Kegiatan ini di buka oleh Fungsional Analis Kebijakan Ahli Madya Brida Kabupaten Jembrana yang di hadiri juga oleh para fungsional Brida Kabupaten Jembrana.
Tim IPKD Provinsi Bali menjelaskan beberapa arahan mengenai perubahan dari pengukuran IPKD tingkat nasional dan dimensi-dimensi dari IPKD. Kabupaten/Kota di Bali akan melakukan penginputan mulai tanggal 3 s.d 9 November 2025.
IPKD adalah sebuah alat ukur yang ditetapkan oleh Kementerian Dalam Negeri (berdasarkan Permendagri Nomor 19 Tahun 2020) untuk menilai kualitas kinerja tata kelola keuangan daerah.
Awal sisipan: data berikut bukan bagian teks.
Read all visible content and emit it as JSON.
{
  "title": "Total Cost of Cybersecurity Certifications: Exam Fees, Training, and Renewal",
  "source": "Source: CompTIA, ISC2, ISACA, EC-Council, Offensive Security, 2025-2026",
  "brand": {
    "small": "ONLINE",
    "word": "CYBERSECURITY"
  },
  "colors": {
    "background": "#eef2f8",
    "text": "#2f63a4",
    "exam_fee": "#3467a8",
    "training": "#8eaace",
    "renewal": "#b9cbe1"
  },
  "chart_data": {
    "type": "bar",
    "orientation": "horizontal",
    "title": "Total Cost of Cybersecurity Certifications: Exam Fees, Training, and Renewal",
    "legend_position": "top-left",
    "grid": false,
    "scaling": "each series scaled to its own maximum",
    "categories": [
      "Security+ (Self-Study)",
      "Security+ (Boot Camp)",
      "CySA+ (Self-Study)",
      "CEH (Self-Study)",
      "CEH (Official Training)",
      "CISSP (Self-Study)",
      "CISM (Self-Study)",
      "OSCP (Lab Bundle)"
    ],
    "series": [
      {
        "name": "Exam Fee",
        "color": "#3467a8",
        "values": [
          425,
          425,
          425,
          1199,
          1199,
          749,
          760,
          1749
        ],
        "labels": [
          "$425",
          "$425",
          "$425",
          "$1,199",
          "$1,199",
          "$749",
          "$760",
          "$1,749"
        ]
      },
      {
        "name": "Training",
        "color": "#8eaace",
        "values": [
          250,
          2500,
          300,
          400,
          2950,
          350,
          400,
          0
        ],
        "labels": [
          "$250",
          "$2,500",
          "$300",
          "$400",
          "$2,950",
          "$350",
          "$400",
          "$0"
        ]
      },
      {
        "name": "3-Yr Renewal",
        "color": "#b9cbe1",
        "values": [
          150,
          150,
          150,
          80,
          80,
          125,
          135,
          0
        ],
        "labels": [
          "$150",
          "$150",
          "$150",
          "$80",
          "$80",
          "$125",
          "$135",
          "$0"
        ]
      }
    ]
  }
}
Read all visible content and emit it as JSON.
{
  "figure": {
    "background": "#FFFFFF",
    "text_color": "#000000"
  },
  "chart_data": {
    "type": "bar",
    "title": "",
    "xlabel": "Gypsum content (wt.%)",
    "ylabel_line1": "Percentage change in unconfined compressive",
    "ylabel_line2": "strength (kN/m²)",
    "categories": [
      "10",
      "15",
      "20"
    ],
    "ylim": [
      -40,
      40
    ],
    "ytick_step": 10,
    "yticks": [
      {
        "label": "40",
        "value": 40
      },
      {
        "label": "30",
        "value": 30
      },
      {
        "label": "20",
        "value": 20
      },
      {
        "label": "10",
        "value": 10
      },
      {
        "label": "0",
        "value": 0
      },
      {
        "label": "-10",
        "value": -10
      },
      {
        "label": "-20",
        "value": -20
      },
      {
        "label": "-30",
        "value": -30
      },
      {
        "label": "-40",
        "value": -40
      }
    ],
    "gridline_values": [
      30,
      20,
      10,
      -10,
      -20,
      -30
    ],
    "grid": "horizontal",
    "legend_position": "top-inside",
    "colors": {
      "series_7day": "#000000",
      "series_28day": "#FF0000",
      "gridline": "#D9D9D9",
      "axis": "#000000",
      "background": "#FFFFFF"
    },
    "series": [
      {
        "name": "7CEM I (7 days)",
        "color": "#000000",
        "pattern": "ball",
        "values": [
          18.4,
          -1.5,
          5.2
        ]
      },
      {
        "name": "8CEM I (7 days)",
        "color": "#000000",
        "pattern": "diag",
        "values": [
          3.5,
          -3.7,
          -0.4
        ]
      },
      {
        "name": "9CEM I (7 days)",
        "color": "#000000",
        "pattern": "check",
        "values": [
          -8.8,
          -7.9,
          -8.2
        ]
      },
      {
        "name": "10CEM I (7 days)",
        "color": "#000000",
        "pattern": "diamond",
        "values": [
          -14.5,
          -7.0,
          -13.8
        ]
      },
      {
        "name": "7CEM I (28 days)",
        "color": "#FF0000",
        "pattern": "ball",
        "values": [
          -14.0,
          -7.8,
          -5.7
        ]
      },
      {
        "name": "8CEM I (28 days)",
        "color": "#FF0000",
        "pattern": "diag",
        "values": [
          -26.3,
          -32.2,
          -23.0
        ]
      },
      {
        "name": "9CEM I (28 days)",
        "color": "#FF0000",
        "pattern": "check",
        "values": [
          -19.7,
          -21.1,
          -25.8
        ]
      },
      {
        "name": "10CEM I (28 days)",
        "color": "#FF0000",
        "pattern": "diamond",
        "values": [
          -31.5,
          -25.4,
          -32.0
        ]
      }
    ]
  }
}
Tujuan dari indeks ini adalah untuk mengukur seberapa baik Pemerintah Kabupaten Jembrana mengelola keuangannya, yang mencakup aspek:
* Efektivitas dan Efisiensi: Seberapa baik anggaran digunakan untuk mencapai tujuan pembangunan.
* Transparansi: Keterbukaan informasi keuangan kepada publik.
* Akuntabilitas: Pertanggungjawaban pengelolaan keuangan.